De même, des guides d’Education civique et morale (ECM) pour les enseignants du primaire sont, en, expérimentation au niveau des écoles. A ce propos, l’ex-ministre de l’Education nationale et de l’Alphabétisation, Marie Odile Bonkoungou déclarait lors du lancement de celui-ci le jeudi 18 mars 2010 que "l’ECM traite d’abord des valeurs dont le patriotisme". Pour elle, un pays qui se dit souverain doit compter sur des hommes et des femmes prêts pour la cause nationale et qu’ en l’absence de vertus cardinales comme le travail, le respect, la solidarité, le pardon, on ne peut construire un pays.

C’est dans ce sens que le ministère de la Promotion des droits humains avait également instauré le concours de la citoyenneté à l’école primaire afin d’inciter les écoliers à être plus citoyens dans les actes qu’ils posent.

Pour être une école lauréate de ce concours, il fallait entre autres, satisfaire aux critères tels que l’existence d’un mât, d’un drapeau, l’exécution de l’hymne national et l’enseignement de l’instruction civique. Quant à la Grande chancellerie des Ordres burkinabè, son secrétaire général, Rigobert Semdé a fait savoir que le grand chancelier, le colonel Mamadou Djerma et ses collaborateurs n’hésitent pas à donner des conférences dans les écoles pour expliquer le sens et l’intérêt des grands symboles du pays.

Aussi, ils abordent souvent les notions de patrie, de civisme, de nation, des armoiries, des décorations et l’hymne national. Néanmoins, malgré les actions entreprises par l’Etat, il faut se rendre compte de l’évidence. Toutes ces mesures seront vaines si les Burkinabè, jeunes comme vieux, fonctionnaires comme paysans, ministres comme subalternes, ne retournent pas à l’école du civisme et de la morale.
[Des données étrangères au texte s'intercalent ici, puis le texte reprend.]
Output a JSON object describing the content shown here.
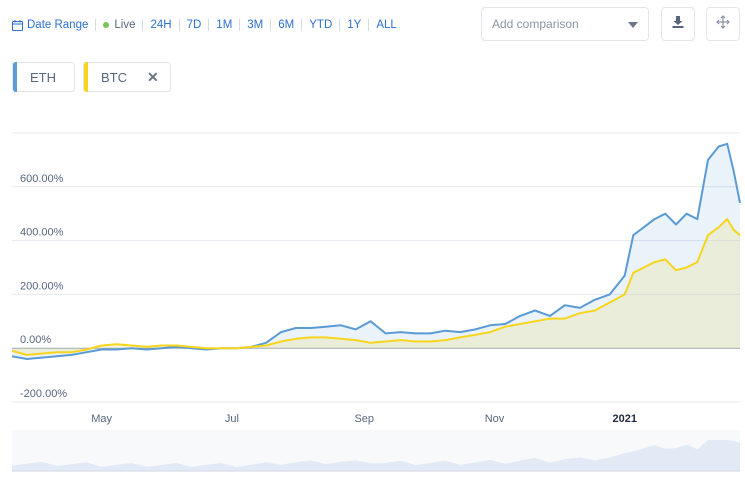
{
  "toolbar": {
    "date_range_label": "Date Range",
    "live_label": "Live",
    "ranges": [
      "24H",
      "7D",
      "1M",
      "3M",
      "6M",
      "YTD",
      "1Y",
      "ALL"
    ],
    "compare_placeholder": "Add comparison",
    "download_icon": "download-icon",
    "fullscreen_icon": "move-arrows-icon"
  },
  "legend": [
    {
      "label": "ETH",
      "color": "#5b9bd5",
      "removable": false
    },
    {
      "label": "BTC",
      "color": "#f7d51d",
      "removable": true,
      "remove_symbol": "✕"
    }
  ],
  "chart_data": {
    "type": "line",
    "y_unit": "%",
    "yticks": [
      "600.00%",
      "400.00%",
      "200.00%",
      "0.00%",
      "-200.00%"
    ],
    "ytick_values": [
      600,
      400,
      200,
      0,
      -200
    ],
    "ylim": [
      -200,
      800
    ],
    "xticks": [
      "May",
      "Jul",
      "Sep",
      "Nov",
      "2021"
    ],
    "xlim": [
      "2020-03-20",
      "2021-02-24"
    ],
    "grid": true,
    "series": [
      {
        "name": "ETH",
        "color": "#5b9bd5",
        "x": [
          "2020-03-20",
          "2020-03-27",
          "2020-04-03",
          "2020-04-10",
          "2020-04-17",
          "2020-04-24",
          "2020-05-01",
          "2020-05-08",
          "2020-05-15",
          "2020-05-22",
          "2020-05-29",
          "2020-06-05",
          "2020-06-12",
          "2020-06-19",
          "2020-06-26",
          "2020-07-03",
          "2020-07-10",
          "2020-07-17",
          "2020-07-24",
          "2020-07-31",
          "2020-08-07",
          "2020-08-14",
          "2020-08-21",
          "2020-08-28",
          "2020-09-04",
          "2020-09-11",
          "2020-09-18",
          "2020-09-25",
          "2020-10-02",
          "2020-10-09",
          "2020-10-16",
          "2020-10-23",
          "2020-10-30",
          "2020-11-06",
          "2020-11-13",
          "2020-11-20",
          "2020-11-27",
          "2020-12-04",
          "2020-12-11",
          "2020-12-18",
          "2020-12-25",
          "2021-01-01",
          "2021-01-05",
          "2021-01-10",
          "2021-01-15",
          "2021-01-20",
          "2021-01-25",
          "2021-01-30",
          "2021-02-04",
          "2021-02-09",
          "2021-02-14",
          "2021-02-18",
          "2021-02-21",
          "2021-02-24"
        ],
        "values": [
          -30,
          -40,
          -35,
          -30,
          -25,
          -15,
          -5,
          -5,
          0,
          -5,
          0,
          5,
          0,
          -5,
          0,
          0,
          5,
          20,
          60,
          75,
          75,
          80,
          85,
          70,
          100,
          55,
          60,
          55,
          55,
          65,
          60,
          70,
          85,
          90,
          120,
          140,
          120,
          160,
          150,
          180,
          200,
          270,
          420,
          450,
          480,
          500,
          460,
          500,
          480,
          700,
          750,
          760,
          660,
          540
        ]
      },
      {
        "name": "BTC",
        "color": "#f7d51d",
        "x": [
          "2020-03-20",
          "2020-03-27",
          "2020-04-03",
          "2020-04-10",
          "2020-04-17",
          "2020-04-24",
          "2020-05-01",
          "2020-05-08",
          "2020-05-15",
          "2020-05-22",
          "2020-05-29",
          "2020-06-05",
          "2020-06-12",
          "2020-06-19",
          "2020-06-26",
          "2020-07-03",
          "2020-07-10",
          "2020-07-17",
          "2020-07-24",
          "2020-07-31",
          "2020-08-07",
          "2020-08-14",
          "2020-08-21",
          "2020-08-28",
          "2020-09-04",
          "2020-09-11",
          "2020-09-18",
          "2020-09-25",
          "2020-10-02",
          "2020-10-09",
          "2020-10-16",
          "2020-10-23",
          "2020-10-30",
          "2020-11-06",
          "2020-11-13",
          "2020-11-20",
          "2020-11-27",
          "2020-12-04",
          "2020-12-11",
          "2020-12-18",
          "2020-12-25",
          "2021-01-01",
          "2021-01-05",
          "2021-01-10",
          "2021-01-15",
          "2021-01-20",
          "2021-01-25",
          "2021-01-30",
          "2021-02-04",
          "2021-02-09",
          "2021-02-14",
          "2021-02-18",
          "2021-02-21",
          "2021-02-24"
        ],
        "values": [
          -10,
          -25,
          -20,
          -15,
          -15,
          -5,
          10,
          15,
          10,
          5,
          10,
          10,
          5,
          0,
          0,
          0,
          5,
          10,
          25,
          35,
          40,
          40,
          35,
          30,
          20,
          25,
          30,
          25,
          25,
          30,
          40,
          50,
          60,
          80,
          90,
          100,
          110,
          110,
          130,
          140,
          170,
          200,
          280,
          300,
          320,
          330,
          290,
          300,
          320,
          420,
          450,
          480,
          440,
          420
        ]
      }
    ]
  }
}
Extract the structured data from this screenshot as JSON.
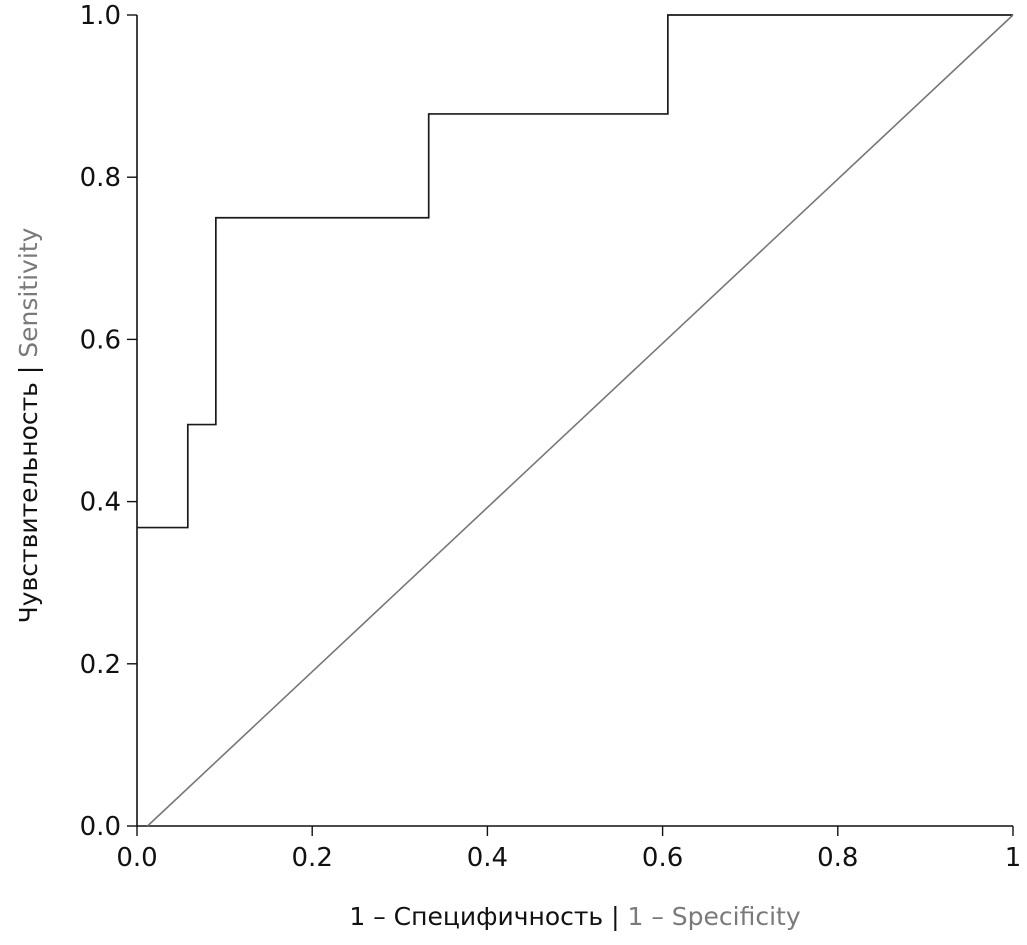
{
  "chart_data": {
    "type": "line",
    "xlabel": {
      "primary": "1 – Специфичность",
      "separator": " | ",
      "secondary": "1 – Specificity"
    },
    "ylabel": {
      "primary": "Чувствительность",
      "separator": " | ",
      "secondary": "Sensitivity"
    },
    "xlim": [
      0,
      1
    ],
    "ylim": [
      0,
      1
    ],
    "x_ticks": [
      0,
      0.2,
      0.4,
      0.6,
      0.8,
      1
    ],
    "x_tick_labels": [
      "0.0",
      "0.2",
      "0.4",
      "0.6",
      "0.8",
      "1"
    ],
    "y_ticks": [
      0,
      0.2,
      0.4,
      0.6,
      0.8,
      1
    ],
    "y_tick_labels": [
      "0.0",
      "0.2",
      "0.4",
      "0.6",
      "0.8",
      "1.0"
    ],
    "grid": false,
    "legend": "none",
    "series": [
      {
        "style": "step",
        "color": "#1a1a1a",
        "points": [
          {
            "x": 0.0,
            "y": 0.368
          },
          {
            "x": 0.058,
            "y": 0.368
          },
          {
            "x": 0.058,
            "y": 0.495
          },
          {
            "x": 0.09,
            "y": 0.495
          },
          {
            "x": 0.09,
            "y": 0.75
          },
          {
            "x": 0.333,
            "y": 0.75
          },
          {
            "x": 0.333,
            "y": 0.878
          },
          {
            "x": 0.606,
            "y": 0.878
          },
          {
            "x": 0.606,
            "y": 1.0
          },
          {
            "x": 1.0,
            "y": 1.0
          }
        ]
      },
      {
        "style": "reference-diagonal",
        "color": "#777777",
        "points": [
          {
            "x": 0.012,
            "y": 0.0
          },
          {
            "x": 1.0,
            "y": 1.0
          }
        ]
      }
    ]
  },
  "colors": {
    "axis": "#111111",
    "secondary_text": "#7a7a7a",
    "primary_text": "#111111"
  }
}
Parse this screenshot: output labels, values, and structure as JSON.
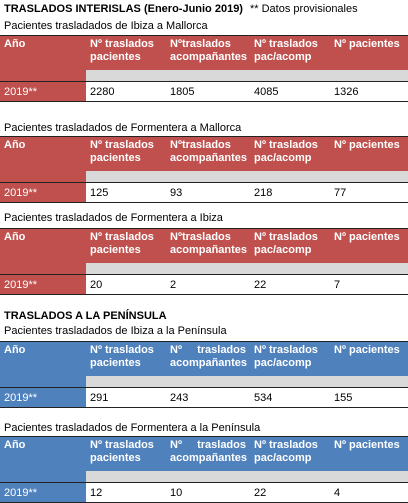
{
  "header": {
    "title": "TRASLADOS INTERISLAS (Enero-Junio 2019)",
    "note": "** Datos provisionales"
  },
  "peninsula_title": "TRASLADOS A LA PENÍNSULA",
  "sections": [
    {
      "caption": "Pacientes trasladados de Ibiza a Mallorca",
      "headers": [
        "Año",
        "Nº traslados pacientes",
        "Nºtraslados acompañantes",
        "Nº traslados pac/acomp",
        "Nº pacientes"
      ],
      "row": [
        "2019**",
        2280,
        1805,
        4085,
        1326
      ]
    },
    {
      "caption": "Pacientes trasladados de Formentera a Mallorca",
      "headers": [
        "Año",
        "Nº traslados pacientes",
        "Nºtraslados acompañantes",
        "Nº traslados pac/acomp",
        "Nº pacientes"
      ],
      "row": [
        "2019**",
        125,
        93,
        218,
        77
      ]
    },
    {
      "caption": "Pacientes trasladados de Formentera a Ibiza",
      "headers": [
        "Año",
        "Nº traslados pacientes",
        "Nºtraslados acompañantes",
        "Nº traslados pac/acomp",
        "Nº pacientes"
      ],
      "row": [
        "2019**",
        20,
        2,
        22,
        7
      ]
    },
    {
      "caption": "Pacientes trasladados de Ibiza a la Península",
      "headers": [
        "Año",
        "Nº traslados pacientes",
        "Nº traslados acompañantes",
        "Nº traslados pac/acomp",
        "Nº pacientes"
      ],
      "row": [
        "2019**",
        291,
        243,
        534,
        155
      ]
    },
    {
      "caption": "Pacientes trasladados de Formentera a la Península",
      "headers": [
        "Año",
        "Nº traslados pacientes",
        "Nº traslados acompañantes",
        "Nº traslados pac/acomp",
        "Nº pacientes"
      ],
      "row": [
        "2019**",
        12,
        10,
        22,
        4
      ]
    }
  ]
}
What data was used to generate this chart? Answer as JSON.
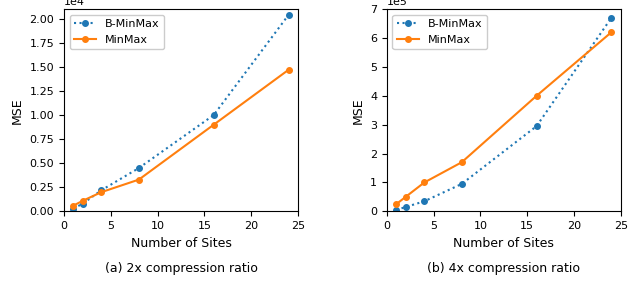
{
  "x_values": [
    1,
    2,
    4,
    8,
    16,
    24
  ],
  "left": {
    "bminmax": [
      300,
      800,
      2200,
      4500,
      10000,
      20400
    ],
    "minmax": [
      600,
      1100,
      2000,
      3300,
      9000,
      14700
    ],
    "ylim": [
      0,
      21000
    ],
    "ylabel": "MSE",
    "xlabel": "Number of Sites",
    "caption": "(a) 2x compression ratio"
  },
  "right": {
    "bminmax": [
      5000,
      15000,
      35000,
      95000,
      295000,
      670000
    ],
    "minmax": [
      25000,
      50000,
      100000,
      170000,
      400000,
      620000
    ],
    "ylim": [
      0,
      700000
    ],
    "ylabel": "MSE",
    "xlabel": "Number of Sites",
    "caption": "(b) 4x compression ratio"
  },
  "bminmax_color": "#1f77b4",
  "minmax_color": "#ff7f0e",
  "bminmax_label": "B-MinMax",
  "minmax_label": "MinMax",
  "marker": "o",
  "markersize": 4,
  "linewidth": 1.5
}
Car ceux qui sont censés éduquer les enfants doivent donner l’exemple. Sinon, c’est une perte que d’enseigner l’éducation civique et morale dans l’enceinte des quatre murs alors que l’écolier voit tout le contraire autour de lui. Comme le dit ce proverbe rwandais « Tout enfant bien élevé, a connu de vrais parents ».

Raphaël KAFANDO


Hymne national du Burkina Faso : le Ditanyé

Contre la férule humiliante, il y a déjà mille ans, la rapacité venue de loin les asservir, il y a cent ans.

Contre la cynique malice métamorphosée en néo colonialisme et ses petits servants locaux. Beaucoup flanchèrent et certains résistèrent mais les échecs, les succès, la sueur, le sang ont fortifié notre peuple courageux et fertilisé notre peuple courageux et fertilisé sa lutte héroïque.

Et une seule nuit a rassemblé en elle l’histoire de tout un peuple.

Une seule nuit a déclenché sa marche triomphale vers l’horizon du bonheur. Une seule nuit a réconcilié notre peuple avec tous les peuples du monde à la conquête de la liberté et du progrès.

La patrie ou la mort nous vaincrons !


Emblème du Burkina Faso

L’emblème du Burkina Faso est un drapeau bicolore (rouge et vert), divisé en deux bandes horizontales de dimensions égales.

Le centre du drapeau est frappé d’une étoile jaune/or à cinq branches.

La ligne reliant sa pointe supérieure à son point central est perpendiculaire à la ligne de jonction des deux branches du drapeau


Signification des couleurs

Rouge : il symbolise le sang versé hier, aujourd’hui et demain par les martyrs de la Révolution pour en assurer la victoire. Par extension, il représente tous les sacrifices du peuple burkinabè

Vert : c’est le symbole des diverses richesses agricoles de notre peuple. Il symbolise par extension l’abondance qui fera le bonheur de notre peuple.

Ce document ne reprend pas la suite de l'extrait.